追究に首肯し、二人はただただ何も言わず、態度で何もされていないと返事した。

その動作にキヨタは不満げな顔を作るけど、矢島舎弟組は病院に行くと舎兄に主張する。


あれほど病院を嫌がっていたくせに、問い掛けによって態度を一変させる。

矢島は訝しげな表情を作っていたけど、二人の気持ちを酌んだのか川瀬におぶるからと物申した。
 

途端に滅相もないと川瀬。

谷におぶってもらうと顔色を変え、谷も大した怪我じゃないから自分が片割れをおぶると矢島が動く前に怪我人をおぶってしまう。

本当に矢島には尊敬心を向けているんだろうな。

矢島は意味深に息をついて、踵返すと早足で出入り口に向かう。

谷も倣って川瀬を背負ったまま、出入り口へ。


だけどヨウの脇をすり抜ける際、モトが二人を呼び止めた。

そして言う、「サンキュな」と。
 

俺達にはこの礼の意味がイマイチ分からなかったけど、矢島舎弟組には十二分に伝わったらしい。

代表しておぶられている川瀬が口を開いた。


「嘉藤。お前のせいだってことを忘れるな。身勝手な信用を俺達に置いた。だから俺達はお前に手を貸さざるを得なかった。それだけだ」
 

べつに俺はお前等に感謝するつもりもなければ、怪我について詫びられる云われもない。

一件について礼を言われるなど言語道断だ。


寄せ集めチーム話に誘い誘われ乗っただけの話だと鼻を鳴らし、川瀬は谷に行こうと方を叩く。

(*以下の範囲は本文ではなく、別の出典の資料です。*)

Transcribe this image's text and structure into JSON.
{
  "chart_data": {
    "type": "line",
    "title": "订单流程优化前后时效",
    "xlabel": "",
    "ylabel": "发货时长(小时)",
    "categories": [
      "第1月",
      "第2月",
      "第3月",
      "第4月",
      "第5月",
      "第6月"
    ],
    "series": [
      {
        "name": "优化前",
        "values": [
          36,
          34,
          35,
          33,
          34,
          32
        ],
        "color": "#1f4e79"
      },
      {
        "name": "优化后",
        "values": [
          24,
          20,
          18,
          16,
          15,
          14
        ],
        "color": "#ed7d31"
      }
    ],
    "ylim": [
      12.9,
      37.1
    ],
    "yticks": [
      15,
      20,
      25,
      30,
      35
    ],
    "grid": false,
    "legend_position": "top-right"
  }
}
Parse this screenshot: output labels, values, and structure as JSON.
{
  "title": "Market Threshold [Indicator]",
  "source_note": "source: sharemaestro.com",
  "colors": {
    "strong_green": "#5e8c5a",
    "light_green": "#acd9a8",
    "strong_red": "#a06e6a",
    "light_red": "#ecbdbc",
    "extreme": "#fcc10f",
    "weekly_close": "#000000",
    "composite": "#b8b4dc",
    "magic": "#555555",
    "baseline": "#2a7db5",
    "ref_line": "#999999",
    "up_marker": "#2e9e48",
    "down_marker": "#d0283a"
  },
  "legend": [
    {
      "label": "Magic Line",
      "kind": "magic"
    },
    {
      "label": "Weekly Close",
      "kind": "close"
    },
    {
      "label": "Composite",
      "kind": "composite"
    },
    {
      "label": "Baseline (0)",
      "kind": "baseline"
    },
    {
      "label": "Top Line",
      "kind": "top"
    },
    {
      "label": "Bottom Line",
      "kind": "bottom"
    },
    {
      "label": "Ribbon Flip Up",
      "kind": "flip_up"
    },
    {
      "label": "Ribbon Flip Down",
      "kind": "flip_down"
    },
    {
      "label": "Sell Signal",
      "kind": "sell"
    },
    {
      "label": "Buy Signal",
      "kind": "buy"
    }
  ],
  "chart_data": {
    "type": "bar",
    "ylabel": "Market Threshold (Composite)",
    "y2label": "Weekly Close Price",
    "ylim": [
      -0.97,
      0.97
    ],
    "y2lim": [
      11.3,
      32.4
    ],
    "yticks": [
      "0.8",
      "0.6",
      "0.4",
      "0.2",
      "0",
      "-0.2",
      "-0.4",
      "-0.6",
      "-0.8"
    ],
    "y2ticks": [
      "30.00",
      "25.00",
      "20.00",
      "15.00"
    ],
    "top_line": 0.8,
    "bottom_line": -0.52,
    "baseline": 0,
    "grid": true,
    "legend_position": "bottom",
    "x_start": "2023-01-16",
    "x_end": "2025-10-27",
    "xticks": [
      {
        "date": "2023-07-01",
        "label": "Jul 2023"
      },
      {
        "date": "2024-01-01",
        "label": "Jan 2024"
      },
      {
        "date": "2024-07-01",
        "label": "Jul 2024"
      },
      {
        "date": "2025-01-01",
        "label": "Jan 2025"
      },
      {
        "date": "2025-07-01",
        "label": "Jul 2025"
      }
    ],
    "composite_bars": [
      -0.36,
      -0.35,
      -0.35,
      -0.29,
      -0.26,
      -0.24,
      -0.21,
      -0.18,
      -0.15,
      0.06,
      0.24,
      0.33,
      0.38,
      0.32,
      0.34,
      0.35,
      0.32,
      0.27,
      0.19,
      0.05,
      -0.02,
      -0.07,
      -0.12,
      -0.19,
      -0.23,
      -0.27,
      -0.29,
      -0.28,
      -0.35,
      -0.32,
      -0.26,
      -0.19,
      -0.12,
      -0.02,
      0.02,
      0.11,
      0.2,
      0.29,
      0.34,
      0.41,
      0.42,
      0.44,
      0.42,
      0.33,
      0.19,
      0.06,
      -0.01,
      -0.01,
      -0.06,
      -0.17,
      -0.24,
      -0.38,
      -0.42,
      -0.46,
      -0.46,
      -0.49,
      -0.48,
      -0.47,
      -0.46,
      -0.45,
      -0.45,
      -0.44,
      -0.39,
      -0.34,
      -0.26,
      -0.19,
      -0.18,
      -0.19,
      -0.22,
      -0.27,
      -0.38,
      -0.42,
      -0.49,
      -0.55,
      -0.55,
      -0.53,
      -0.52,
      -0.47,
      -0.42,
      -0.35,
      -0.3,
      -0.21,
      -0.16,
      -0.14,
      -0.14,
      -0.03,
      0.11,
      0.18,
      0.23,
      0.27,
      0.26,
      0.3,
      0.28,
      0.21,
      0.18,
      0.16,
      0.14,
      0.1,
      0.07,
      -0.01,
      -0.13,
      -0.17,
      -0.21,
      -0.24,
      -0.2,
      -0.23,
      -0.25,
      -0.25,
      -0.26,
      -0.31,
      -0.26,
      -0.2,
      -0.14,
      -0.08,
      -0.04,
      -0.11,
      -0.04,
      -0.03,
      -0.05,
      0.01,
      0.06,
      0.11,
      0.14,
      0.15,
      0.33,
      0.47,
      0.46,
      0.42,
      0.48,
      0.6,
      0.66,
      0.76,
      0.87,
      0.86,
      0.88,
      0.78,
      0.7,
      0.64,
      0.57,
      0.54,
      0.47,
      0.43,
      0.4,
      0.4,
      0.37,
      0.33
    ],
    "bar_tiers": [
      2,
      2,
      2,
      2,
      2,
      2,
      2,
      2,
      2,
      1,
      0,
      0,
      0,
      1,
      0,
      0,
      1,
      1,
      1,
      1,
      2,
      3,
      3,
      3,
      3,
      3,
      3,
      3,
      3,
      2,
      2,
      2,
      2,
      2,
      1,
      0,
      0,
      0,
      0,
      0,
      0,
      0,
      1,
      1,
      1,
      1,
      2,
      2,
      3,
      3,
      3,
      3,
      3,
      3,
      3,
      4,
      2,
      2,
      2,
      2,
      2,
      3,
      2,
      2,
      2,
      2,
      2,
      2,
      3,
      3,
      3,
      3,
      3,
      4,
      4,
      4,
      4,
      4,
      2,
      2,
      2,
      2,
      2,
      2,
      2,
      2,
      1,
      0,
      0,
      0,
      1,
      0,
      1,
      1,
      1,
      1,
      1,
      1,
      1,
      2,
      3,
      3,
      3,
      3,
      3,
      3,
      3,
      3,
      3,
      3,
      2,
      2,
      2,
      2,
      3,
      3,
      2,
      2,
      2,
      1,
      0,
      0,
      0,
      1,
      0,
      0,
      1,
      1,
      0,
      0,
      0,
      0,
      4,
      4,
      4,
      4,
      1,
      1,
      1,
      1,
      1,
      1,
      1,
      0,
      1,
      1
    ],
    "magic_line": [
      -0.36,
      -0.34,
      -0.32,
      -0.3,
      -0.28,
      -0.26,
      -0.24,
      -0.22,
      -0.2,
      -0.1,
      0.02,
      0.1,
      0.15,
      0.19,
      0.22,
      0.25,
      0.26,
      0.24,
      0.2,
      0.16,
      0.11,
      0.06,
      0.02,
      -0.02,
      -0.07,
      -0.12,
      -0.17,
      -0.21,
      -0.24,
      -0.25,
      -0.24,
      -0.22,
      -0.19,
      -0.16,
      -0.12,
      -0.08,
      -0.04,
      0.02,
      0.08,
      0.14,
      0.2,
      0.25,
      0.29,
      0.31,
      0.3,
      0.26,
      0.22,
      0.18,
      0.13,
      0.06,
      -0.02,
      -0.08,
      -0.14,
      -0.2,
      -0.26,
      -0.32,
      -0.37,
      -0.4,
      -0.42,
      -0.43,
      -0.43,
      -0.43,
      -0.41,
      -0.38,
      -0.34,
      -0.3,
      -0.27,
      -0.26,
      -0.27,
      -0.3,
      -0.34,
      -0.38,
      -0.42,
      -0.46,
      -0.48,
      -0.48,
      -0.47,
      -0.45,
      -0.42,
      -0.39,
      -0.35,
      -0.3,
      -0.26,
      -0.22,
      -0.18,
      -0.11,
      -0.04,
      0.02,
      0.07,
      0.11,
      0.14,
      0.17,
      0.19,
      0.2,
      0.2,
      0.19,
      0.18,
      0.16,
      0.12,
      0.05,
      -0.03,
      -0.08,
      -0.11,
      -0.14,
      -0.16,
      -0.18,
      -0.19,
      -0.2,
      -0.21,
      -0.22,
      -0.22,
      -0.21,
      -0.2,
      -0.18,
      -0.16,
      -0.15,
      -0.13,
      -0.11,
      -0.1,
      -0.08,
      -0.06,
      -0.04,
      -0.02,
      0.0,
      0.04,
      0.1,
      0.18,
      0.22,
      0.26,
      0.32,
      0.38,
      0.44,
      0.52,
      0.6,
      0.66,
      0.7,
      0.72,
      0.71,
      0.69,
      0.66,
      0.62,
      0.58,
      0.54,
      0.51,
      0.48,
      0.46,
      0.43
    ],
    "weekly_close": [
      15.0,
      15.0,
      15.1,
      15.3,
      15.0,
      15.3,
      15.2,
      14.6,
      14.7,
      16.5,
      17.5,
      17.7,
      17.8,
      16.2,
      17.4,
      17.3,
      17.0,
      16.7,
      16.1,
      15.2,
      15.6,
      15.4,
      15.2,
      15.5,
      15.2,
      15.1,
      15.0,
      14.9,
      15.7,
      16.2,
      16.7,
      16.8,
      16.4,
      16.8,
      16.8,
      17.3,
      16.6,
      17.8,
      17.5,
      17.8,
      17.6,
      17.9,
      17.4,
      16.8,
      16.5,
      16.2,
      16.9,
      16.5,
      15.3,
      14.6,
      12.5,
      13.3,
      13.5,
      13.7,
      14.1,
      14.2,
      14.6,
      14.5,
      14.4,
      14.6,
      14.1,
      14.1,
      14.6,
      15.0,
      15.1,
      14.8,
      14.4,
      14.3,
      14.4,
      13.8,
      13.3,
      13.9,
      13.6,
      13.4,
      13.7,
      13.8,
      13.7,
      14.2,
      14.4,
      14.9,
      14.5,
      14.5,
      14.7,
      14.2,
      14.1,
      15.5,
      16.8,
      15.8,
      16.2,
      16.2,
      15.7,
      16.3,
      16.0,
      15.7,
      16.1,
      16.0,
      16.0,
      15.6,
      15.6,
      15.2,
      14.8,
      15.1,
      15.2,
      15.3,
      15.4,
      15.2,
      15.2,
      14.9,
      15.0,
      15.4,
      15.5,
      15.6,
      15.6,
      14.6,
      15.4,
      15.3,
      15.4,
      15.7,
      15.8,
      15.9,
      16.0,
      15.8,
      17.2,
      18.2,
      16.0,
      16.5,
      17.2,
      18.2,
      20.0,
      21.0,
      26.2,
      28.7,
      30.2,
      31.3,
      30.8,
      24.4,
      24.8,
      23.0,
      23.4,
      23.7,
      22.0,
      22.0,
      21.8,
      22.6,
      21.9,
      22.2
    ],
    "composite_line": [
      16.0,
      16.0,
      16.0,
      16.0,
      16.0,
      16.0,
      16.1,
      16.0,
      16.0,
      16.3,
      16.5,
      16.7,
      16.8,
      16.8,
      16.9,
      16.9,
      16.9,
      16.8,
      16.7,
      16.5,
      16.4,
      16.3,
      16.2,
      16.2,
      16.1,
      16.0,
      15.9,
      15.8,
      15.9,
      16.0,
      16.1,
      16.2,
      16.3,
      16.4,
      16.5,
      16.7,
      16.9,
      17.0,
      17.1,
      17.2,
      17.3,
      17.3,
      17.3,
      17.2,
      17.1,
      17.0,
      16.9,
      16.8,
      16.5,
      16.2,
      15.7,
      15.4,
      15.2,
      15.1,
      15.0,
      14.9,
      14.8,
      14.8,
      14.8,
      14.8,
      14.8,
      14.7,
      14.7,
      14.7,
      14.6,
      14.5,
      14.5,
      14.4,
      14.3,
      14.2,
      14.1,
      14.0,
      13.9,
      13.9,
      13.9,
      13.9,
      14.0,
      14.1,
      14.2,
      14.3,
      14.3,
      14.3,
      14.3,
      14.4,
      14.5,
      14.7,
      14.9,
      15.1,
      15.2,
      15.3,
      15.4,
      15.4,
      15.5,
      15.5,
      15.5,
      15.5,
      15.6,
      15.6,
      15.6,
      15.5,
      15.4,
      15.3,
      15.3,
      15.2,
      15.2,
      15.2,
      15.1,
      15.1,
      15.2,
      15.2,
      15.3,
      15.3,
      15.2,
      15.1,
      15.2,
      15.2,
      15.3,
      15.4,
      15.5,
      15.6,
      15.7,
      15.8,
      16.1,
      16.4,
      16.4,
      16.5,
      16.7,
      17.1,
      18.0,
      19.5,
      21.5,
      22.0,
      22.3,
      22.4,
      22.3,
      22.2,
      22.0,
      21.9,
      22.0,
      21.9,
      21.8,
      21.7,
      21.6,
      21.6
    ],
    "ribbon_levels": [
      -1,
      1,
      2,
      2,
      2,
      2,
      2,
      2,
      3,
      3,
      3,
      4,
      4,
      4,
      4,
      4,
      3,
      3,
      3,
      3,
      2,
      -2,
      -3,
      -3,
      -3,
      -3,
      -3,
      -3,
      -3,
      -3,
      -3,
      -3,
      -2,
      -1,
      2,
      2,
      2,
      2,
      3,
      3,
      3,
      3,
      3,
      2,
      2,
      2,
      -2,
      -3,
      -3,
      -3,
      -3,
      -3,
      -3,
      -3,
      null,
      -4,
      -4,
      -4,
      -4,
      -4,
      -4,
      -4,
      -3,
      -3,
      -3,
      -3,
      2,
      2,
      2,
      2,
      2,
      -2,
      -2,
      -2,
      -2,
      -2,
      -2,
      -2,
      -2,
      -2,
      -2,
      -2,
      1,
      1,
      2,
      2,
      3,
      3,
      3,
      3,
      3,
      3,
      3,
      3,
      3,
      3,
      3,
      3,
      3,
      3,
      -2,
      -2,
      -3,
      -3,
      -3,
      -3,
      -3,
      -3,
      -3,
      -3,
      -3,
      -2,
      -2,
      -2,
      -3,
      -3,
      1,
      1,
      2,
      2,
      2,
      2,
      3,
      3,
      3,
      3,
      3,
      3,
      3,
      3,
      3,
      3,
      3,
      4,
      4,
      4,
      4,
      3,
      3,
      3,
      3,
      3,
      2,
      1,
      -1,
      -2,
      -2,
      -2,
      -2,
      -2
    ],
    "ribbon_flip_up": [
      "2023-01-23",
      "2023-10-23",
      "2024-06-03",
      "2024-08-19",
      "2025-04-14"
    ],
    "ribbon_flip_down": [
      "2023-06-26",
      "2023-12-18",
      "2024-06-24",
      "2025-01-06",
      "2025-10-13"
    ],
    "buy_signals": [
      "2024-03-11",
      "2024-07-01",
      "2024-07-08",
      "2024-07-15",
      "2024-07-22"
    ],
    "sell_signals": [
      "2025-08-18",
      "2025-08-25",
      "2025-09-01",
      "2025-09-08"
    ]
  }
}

なーんかまどろっこしい言い方だったけど、あれ、モトの悪口じゃないことだけは確かだよな。


寧ろあいつ等は…。


振り返って俺は青髪舎弟組を見つめる。

一室から出て行った舎弟組。
ドア枠に凭れて二人を待っていた矢島は鼻を鳴らし、「何があったか知らんが」世話になったとしたら礼は言っといてやる。

限りなく上から目線で物申した。


「だが忘れるな。あんはお前等に気を許す気はない。そのブサイク不良の首、いつか討ち取って、そのチームごとあんがもらう」


ケッと吐き捨て、矢島は立ち去る。

わなわなと震えるヨウはこめかみに青筋を立て、「一々腹立つ男だ」マジぶっ飛ばしたい、と地団太を踏んだ。